Un anno fa il crollo del ponte di Annone L’inchiesta prosegue, la ricostruzione no

Un anno fa il crollo del ponte di Annone
L’inchiesta prosegue, la ricostruzione no

È passato un anno dal crollo del ponte ad Annone Brianza, almeno un altro ne passerà prima che sia ricostruito. Non si è mosso nulla da quel tragico 28 ottobre, quando un autoarticolato della ditta bergamasca Nicoli (non coinvolta nell’inchiesta) cadde sulla superstrada a causa del cedimento improvviso della struttura.

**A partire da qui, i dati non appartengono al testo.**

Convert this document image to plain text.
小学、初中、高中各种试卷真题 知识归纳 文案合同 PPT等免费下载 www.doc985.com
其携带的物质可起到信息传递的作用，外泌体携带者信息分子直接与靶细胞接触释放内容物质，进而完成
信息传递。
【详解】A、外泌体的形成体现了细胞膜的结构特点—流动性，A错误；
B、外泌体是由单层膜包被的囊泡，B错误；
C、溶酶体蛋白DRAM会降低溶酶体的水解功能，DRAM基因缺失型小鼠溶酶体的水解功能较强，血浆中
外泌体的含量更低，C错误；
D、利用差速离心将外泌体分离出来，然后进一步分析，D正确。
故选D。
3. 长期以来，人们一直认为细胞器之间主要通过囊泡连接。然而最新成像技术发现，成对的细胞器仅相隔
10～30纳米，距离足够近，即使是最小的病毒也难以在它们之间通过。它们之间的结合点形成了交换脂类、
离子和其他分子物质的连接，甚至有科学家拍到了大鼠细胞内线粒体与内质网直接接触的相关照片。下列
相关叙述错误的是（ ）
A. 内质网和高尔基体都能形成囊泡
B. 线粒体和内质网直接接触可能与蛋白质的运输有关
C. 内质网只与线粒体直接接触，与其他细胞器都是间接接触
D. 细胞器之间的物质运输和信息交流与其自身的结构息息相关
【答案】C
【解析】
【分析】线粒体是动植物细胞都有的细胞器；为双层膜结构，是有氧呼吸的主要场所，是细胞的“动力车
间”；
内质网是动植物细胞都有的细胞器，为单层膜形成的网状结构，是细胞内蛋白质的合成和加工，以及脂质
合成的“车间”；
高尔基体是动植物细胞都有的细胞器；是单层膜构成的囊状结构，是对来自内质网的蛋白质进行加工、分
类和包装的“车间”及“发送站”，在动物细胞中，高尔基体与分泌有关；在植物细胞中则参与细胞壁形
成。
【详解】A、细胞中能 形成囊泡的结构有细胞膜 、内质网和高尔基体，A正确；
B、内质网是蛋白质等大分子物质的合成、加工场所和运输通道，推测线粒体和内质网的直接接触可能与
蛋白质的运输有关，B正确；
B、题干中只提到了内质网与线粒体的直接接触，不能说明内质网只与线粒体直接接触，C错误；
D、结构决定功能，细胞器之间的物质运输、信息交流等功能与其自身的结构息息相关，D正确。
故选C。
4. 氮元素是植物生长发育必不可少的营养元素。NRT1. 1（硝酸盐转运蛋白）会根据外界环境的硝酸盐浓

Proprio in quel momento sulla carreggiata stava transitando l’auto guidata da Claudio Bertini, 68 anni, di Civate, morto nell’incidente. L’inchiesta avviata dalla procura di Lecco procede. Come reso noto da La Provincia di Como, al momento sono tre gli indagati nell’inchiesta affidata al sostituto procuratore Nicola Preteroti, a seguito del crollo del ponte. Ma non è detto che nelle prossime settimane non possano esserci novità. Le risultanze della consulenza del professor Marco Di Prisco, nominato dalla Procura, ampliano infatti le presunte responsabilità sul crollo, tanto da lasciar pensare che si possa di pari passo ampliare anche il numero degli indagati. Secondo l’esperto della Procura, l’uso improprio del cavalcavia, che ha provocato il suo crollo «è poi strettamente connesso all’autorizzazione di libera circolazione ottenuta dall’autotrasportatore Nicoli, permesso rilasciato da un architetto della Provincia di Bergamo ( che a differenza del collega lecchese non è indagato) che operava nell’agosto del 2016 in sostituzione del dirigente del servizio». Per il consulente l’autorizzazione rilasciata dalla Provincia di Bergamo il 23 agosto del 2016 non era conforme al Codice della strada e al suo regolamento.

La consulenza costituisce uno spartiacque per l’inchiesta, perché mette tanti, tantissimi punti fermi. Perché il cavalcavia è collassato? Cause e possibili responsabilità emergono dalle 77 pagine vergate da Di Prisco. A partire da errori progettuali che, negli anni Sessanta, segnarono il cavalcavia come un peccato originale, fino alle indicazioni rilasciate da consulenti esterni dell’Anas sull’«assenza di problemi statici nel cavalcavia».

Se l’inchiesta prosegue, non altrettanto si può dire della ricostruzione. I tempi sono stati ribaditi dal sindaco di Annone Patrizio Sidoti. «Ho sentito i funzionari di Anas: intendono intraprendere la procedura d’appalto per la metà di novembre e chiuderla entro l’anno. L’impegno è di vedere ripristinato il collegamento diretto tra Lecchese ed Erbese entro la fine del 2018».